HINTERGRUND / PFINGSTFESTSPIELE / ORFEO

10/05/23 Warum pflückt Eva den Apfel? Öffnet Judith das verbotene Zimmer? Fragt Elsa nach dem Namen? Dramatisch sind die Folgen. Schuld (fast) immer die Frauen. Aber warum sich Orpheus umdreht, weiß auch keiner. Zum Glück. Sonst wären die alten Geschichten längst vergessen. So er-füllen sie bis heute Bücher und Herzen. Und Festivals.

Von Heidemarie Klabacher

War Orpheus ein eitler Selbstdarsteller? Wahrscheinlich schon. Dass er sich absichtlich umgedreht haben sollte, umd Euridike loszuwerden ist weniger wahrscheinlich. Er hätte ja den ganzen Gattinnen-Rettungs-Zirkus in der Unterwelt nicht anzetteln müssen... Nie wird man Genaueres über die wahre Motivation für die oft unbegreiflichen Handlungen von Märchen-, Sagen- oder Mythos-Figuren erfahren.
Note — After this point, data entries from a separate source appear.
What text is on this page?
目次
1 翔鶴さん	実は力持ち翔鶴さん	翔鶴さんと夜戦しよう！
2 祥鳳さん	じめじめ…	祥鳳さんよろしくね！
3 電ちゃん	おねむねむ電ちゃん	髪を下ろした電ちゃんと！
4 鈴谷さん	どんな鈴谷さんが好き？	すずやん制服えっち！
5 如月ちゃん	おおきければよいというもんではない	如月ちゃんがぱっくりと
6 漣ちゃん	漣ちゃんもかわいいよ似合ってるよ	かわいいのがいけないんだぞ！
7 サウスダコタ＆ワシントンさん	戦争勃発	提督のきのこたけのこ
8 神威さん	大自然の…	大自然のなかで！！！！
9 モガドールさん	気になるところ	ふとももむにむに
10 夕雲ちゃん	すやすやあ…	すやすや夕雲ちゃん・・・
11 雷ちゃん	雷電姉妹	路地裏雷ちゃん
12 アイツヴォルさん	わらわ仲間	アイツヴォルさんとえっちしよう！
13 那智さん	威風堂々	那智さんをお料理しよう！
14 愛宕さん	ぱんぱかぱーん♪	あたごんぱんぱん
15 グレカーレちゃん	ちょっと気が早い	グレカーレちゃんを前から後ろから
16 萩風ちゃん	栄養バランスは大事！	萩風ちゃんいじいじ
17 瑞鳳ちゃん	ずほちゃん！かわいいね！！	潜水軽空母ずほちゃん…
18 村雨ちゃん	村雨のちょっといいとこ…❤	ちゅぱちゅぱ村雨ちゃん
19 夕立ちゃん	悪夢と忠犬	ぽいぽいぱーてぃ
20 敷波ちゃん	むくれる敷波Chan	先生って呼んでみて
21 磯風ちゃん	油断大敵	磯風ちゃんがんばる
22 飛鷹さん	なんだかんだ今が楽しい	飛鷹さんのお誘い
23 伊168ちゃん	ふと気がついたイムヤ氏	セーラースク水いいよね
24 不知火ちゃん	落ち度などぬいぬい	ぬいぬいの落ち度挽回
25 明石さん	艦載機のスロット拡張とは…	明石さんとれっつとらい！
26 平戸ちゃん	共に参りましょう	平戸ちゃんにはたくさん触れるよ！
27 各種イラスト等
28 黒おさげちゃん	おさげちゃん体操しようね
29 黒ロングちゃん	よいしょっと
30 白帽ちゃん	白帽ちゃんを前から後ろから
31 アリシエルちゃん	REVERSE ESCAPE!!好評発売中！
Und genau deswegen füllen diese Geschichten – und deren Variationen in allen Jahrhunderten – nicht nur Bücher, sondern ganze Festivalprogramme: Seit zwei Wochen laufen in Salzburg die Proben zu Christoph Willibald Glucks Orfeo ed Euridice bei den Pfingstfestspielen, die ganz im Zeichen des Orfeus-Mythos stehen. Regie bei Gluck führt Christof Loy, Dirigent ist Gianluca Capuano.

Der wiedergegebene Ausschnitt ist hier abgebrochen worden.